La pronuncia si distingue per un impianto motivazionale particolarmente ampio e strutturato, nel quale il giudice ha affrontato in modo analitico tutte le censure sollevate, aderendo in larga parte alle ricostruzioni giuridiche e ai riferimenti normativi e giurisprudenziali prospettati dalla difesa del Consorzio.

Sotto il profilo procedurale, la decisione ha ritenuto pienamente regolare l’iter di formazione dell’ingiunzione, escludendo vizi nella notifica degli atti prodromici e dichiarando infondate le contestazioni relative alla presunta carenza di indicazioni sulle modalità di tutela giurisdizionale. È stata inoltre ritenuta corretta la motivazione dell’atto impositivo mediante rinvio al Piano di Classifica, strumento che individua il perimetro di contribuenza e che, se regolarmente approvato e non impugnato, fonda una presunzione di beneficio in capo agli immobili ricompresi.

Di particolare rilievo è il passaggio in cui il giudice, richiamando consolidati orientamenti della Corte di Cassazione, ha confermato la piena legittimità del sistema di riscossione dei contributi consortili, anche mediante affidamento a concessionari abilitati, qualificando tali contributi come prestazioni patrimoniali imposte di natura tributaria.

La sentenza dedica ampio spazio anche alla natura e alle funzioni dei Consorzi di Bonifica, evidenziando come l’attività di manutenzione, gestione e tutela del territorio e della rete idraulica produca un beneficio diretto e specifico per gli immobili inclusi nel comprensorio, beneficio che si presume in presenza di un Piano di Classifica vigente e che può essere superato solo con prova contraria da parte del contribuente, nel caso di specie non fornita.

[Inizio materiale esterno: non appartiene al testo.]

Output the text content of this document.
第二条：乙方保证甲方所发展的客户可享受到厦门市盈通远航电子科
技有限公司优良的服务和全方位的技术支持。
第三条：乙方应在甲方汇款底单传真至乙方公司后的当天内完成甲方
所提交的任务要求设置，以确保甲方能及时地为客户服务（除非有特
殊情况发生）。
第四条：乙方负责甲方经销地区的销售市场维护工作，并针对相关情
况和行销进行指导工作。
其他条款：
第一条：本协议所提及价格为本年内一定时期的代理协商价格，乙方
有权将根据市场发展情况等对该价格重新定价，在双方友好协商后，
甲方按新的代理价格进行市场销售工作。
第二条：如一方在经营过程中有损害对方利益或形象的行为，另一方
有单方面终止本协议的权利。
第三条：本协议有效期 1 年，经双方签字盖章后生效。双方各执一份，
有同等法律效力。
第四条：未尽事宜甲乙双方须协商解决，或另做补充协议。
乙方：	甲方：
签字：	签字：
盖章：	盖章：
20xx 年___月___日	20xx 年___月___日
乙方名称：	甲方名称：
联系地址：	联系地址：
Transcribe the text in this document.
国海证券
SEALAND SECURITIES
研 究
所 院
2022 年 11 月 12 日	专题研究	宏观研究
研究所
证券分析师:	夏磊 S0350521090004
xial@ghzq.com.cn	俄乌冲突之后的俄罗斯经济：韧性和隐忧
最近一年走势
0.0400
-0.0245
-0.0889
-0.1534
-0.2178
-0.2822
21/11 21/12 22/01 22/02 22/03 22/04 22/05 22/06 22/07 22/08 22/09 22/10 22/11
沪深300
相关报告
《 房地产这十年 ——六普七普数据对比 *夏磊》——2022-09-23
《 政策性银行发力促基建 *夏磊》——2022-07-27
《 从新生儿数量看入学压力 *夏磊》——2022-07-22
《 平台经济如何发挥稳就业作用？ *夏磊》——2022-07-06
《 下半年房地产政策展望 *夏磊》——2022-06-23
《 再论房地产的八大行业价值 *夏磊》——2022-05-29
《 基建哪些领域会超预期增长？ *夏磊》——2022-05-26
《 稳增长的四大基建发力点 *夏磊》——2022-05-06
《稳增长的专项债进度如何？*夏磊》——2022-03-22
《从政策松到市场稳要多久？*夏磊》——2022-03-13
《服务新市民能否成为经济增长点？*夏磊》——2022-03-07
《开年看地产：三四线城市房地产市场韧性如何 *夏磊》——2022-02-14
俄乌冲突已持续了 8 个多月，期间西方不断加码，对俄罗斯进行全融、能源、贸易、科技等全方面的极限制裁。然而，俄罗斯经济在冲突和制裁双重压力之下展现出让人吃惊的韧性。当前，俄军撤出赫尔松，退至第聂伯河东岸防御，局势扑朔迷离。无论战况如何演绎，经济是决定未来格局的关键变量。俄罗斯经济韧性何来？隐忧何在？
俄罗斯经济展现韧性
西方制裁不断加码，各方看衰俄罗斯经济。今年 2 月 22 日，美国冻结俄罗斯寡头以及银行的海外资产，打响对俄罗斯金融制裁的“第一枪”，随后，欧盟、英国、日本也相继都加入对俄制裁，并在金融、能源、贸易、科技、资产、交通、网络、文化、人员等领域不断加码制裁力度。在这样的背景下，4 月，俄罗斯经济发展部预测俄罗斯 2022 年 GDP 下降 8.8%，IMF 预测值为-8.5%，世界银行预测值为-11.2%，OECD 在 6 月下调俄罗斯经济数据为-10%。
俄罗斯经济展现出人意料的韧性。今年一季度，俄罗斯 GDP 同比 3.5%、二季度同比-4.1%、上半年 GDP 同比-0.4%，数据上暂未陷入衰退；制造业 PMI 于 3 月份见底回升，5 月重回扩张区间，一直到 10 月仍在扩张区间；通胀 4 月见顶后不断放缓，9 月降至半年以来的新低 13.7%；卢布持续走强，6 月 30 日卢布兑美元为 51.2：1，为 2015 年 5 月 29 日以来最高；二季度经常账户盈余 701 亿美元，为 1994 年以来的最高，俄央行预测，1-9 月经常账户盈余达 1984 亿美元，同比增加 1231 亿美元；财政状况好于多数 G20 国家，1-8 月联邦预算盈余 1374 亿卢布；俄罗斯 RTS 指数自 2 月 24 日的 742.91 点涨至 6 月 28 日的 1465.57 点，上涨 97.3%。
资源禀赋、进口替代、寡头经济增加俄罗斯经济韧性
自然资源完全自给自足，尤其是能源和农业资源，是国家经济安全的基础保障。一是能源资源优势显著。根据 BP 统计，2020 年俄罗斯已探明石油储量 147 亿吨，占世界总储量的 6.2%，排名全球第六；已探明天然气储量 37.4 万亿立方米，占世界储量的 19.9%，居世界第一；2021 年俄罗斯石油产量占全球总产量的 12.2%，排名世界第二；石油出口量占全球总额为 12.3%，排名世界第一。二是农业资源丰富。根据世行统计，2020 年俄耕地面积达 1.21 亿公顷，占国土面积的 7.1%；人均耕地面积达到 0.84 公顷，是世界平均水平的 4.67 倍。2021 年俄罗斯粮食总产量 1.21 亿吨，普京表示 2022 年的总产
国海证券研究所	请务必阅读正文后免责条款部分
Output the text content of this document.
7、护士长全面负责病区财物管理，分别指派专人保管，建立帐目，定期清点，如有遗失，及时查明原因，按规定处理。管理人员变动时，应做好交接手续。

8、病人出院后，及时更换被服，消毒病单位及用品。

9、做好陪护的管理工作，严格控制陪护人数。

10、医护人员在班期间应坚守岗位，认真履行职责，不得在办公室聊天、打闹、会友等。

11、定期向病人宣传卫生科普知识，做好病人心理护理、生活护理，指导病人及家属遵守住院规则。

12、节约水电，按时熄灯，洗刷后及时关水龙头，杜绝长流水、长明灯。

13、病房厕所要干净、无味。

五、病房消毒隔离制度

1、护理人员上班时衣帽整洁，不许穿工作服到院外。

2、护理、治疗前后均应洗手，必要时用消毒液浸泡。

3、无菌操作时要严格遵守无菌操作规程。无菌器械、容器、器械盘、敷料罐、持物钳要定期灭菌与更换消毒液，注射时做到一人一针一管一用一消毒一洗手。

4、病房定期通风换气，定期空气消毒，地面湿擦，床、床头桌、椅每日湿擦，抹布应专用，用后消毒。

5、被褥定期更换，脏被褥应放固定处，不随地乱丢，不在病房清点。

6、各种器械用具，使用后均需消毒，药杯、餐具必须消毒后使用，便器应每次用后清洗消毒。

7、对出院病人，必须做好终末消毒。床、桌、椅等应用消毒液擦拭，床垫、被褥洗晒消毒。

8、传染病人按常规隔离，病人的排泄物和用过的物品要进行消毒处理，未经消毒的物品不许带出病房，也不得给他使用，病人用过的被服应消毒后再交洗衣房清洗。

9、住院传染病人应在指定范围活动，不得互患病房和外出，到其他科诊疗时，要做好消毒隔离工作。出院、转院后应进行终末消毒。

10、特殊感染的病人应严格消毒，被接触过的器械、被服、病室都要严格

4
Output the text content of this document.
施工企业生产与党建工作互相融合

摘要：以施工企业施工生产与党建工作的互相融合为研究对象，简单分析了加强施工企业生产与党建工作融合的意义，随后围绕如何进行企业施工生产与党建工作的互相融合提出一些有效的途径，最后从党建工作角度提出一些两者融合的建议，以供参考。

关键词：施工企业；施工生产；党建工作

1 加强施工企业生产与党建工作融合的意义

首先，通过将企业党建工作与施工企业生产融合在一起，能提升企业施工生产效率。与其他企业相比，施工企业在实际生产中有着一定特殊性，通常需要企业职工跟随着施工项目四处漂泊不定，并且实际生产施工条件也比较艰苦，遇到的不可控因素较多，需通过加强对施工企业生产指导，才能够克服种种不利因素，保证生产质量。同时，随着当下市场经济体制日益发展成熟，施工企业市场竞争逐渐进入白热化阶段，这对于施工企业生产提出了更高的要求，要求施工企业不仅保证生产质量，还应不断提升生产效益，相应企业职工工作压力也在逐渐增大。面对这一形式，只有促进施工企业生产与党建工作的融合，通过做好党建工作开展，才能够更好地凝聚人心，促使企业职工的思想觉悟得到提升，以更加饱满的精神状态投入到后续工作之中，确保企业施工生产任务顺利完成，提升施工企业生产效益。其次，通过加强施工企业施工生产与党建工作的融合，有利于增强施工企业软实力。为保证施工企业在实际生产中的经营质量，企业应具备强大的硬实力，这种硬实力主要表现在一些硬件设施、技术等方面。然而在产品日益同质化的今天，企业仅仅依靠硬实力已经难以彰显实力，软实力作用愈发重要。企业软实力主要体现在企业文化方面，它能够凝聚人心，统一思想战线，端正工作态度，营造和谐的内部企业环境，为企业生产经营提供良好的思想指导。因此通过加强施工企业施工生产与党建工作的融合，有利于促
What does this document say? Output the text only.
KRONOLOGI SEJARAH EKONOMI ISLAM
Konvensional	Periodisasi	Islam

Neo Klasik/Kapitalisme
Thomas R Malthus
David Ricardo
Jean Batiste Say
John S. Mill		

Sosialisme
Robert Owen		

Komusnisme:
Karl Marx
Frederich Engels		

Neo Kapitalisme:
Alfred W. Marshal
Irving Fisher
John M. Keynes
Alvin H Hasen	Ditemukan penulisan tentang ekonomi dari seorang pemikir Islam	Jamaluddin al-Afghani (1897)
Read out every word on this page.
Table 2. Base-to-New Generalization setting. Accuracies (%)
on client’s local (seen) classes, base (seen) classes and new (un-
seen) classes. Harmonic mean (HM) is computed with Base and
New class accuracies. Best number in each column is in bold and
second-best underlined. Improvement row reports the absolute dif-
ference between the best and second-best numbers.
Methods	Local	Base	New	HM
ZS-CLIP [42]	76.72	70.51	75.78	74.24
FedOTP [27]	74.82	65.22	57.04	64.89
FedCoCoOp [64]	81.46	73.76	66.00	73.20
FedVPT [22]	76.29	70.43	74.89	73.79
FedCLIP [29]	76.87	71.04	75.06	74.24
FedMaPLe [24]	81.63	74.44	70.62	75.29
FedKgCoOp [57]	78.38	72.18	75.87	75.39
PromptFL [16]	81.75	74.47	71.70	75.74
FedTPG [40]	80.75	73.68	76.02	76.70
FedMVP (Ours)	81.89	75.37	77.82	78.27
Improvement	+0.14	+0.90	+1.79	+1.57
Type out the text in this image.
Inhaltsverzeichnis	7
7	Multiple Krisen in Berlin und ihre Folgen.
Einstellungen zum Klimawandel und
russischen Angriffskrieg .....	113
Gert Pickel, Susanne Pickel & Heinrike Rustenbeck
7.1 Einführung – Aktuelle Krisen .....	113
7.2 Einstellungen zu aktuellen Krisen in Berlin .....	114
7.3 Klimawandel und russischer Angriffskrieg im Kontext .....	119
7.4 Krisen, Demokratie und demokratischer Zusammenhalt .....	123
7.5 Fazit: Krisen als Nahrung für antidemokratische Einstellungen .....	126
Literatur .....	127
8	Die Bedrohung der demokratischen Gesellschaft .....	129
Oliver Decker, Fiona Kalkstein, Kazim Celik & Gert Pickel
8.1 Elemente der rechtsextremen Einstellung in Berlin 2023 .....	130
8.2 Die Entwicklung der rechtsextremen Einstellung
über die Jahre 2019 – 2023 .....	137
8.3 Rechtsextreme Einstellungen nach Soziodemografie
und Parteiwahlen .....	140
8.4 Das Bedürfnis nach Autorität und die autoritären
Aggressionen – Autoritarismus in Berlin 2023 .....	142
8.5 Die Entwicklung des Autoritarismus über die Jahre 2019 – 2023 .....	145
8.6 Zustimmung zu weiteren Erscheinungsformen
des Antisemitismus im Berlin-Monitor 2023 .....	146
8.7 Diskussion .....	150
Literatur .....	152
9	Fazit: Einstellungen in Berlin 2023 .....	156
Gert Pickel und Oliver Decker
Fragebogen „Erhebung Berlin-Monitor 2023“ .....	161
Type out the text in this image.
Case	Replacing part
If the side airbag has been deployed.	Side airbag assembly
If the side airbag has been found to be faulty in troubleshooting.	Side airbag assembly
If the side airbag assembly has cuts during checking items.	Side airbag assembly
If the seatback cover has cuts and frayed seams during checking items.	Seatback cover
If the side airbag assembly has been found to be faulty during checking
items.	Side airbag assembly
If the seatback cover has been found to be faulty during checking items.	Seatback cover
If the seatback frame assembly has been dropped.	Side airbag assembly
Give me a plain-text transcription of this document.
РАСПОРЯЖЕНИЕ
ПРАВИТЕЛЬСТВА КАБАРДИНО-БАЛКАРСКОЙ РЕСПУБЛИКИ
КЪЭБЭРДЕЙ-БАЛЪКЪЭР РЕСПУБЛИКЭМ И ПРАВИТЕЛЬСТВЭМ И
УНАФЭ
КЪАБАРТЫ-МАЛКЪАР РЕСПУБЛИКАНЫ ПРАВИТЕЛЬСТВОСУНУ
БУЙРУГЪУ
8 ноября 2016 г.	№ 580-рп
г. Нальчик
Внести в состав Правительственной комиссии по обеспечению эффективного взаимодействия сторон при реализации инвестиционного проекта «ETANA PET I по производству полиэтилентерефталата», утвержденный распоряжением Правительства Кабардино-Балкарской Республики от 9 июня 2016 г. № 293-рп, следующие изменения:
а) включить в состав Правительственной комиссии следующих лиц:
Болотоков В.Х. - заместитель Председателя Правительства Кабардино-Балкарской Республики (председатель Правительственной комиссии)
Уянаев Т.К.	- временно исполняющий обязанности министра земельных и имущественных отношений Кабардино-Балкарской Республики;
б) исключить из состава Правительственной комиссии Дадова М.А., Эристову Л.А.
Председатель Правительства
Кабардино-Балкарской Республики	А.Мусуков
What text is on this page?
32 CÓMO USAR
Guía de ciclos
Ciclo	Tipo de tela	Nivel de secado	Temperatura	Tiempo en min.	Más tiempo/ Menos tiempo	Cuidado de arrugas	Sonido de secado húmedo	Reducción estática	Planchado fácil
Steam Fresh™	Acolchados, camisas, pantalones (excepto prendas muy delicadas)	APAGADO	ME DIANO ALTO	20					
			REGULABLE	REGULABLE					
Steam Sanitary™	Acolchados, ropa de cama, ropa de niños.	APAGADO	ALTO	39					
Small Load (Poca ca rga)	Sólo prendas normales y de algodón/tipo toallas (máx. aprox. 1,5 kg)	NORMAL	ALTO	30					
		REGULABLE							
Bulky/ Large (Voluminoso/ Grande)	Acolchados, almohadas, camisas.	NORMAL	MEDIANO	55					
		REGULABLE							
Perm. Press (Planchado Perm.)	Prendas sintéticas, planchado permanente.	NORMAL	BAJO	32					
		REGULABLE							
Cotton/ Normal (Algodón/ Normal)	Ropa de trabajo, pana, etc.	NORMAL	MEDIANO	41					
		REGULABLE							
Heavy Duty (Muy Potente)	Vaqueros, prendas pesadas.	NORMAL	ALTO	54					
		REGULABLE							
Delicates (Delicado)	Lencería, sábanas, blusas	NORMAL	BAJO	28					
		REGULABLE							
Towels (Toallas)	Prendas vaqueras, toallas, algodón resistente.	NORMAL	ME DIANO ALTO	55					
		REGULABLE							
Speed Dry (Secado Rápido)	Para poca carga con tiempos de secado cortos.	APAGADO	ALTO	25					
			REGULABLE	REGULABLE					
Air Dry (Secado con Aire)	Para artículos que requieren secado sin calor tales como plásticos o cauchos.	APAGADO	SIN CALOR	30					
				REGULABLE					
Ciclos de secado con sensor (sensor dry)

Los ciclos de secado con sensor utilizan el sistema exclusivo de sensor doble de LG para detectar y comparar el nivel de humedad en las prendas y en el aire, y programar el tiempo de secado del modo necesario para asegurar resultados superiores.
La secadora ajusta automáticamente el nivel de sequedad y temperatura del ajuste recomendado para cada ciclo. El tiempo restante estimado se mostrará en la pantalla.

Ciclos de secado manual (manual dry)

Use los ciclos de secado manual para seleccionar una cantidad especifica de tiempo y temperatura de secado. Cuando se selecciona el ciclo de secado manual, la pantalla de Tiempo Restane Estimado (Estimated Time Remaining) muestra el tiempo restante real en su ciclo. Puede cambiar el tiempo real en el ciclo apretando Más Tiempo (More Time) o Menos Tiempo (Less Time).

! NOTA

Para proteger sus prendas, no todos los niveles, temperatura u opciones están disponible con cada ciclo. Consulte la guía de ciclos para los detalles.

Il Direttore del Consorzio di Bonifica Conca di Sora, Aurelio Tagliaboschi, ha così commentato la sentenza, dopo aver ringraziato lo Studio Legale Gattamelata “Si tratta si uno storico esito del giudizio che assume particolare rilevanza non solo per la conferma della correttezza dell’azione amministrativa del Consorzio, ma anche per il valore chiarificatore delle motivazioni, che offrono un quadro sistematico dei principi applicabili in materia di contribuzione consortile”. Resta, ovviamente, ferma la facoltà di impugnazione nei successivi gradi di giudizio, ma questo primo risultato rappresenta un’importante linea guida per la giurisprudenza.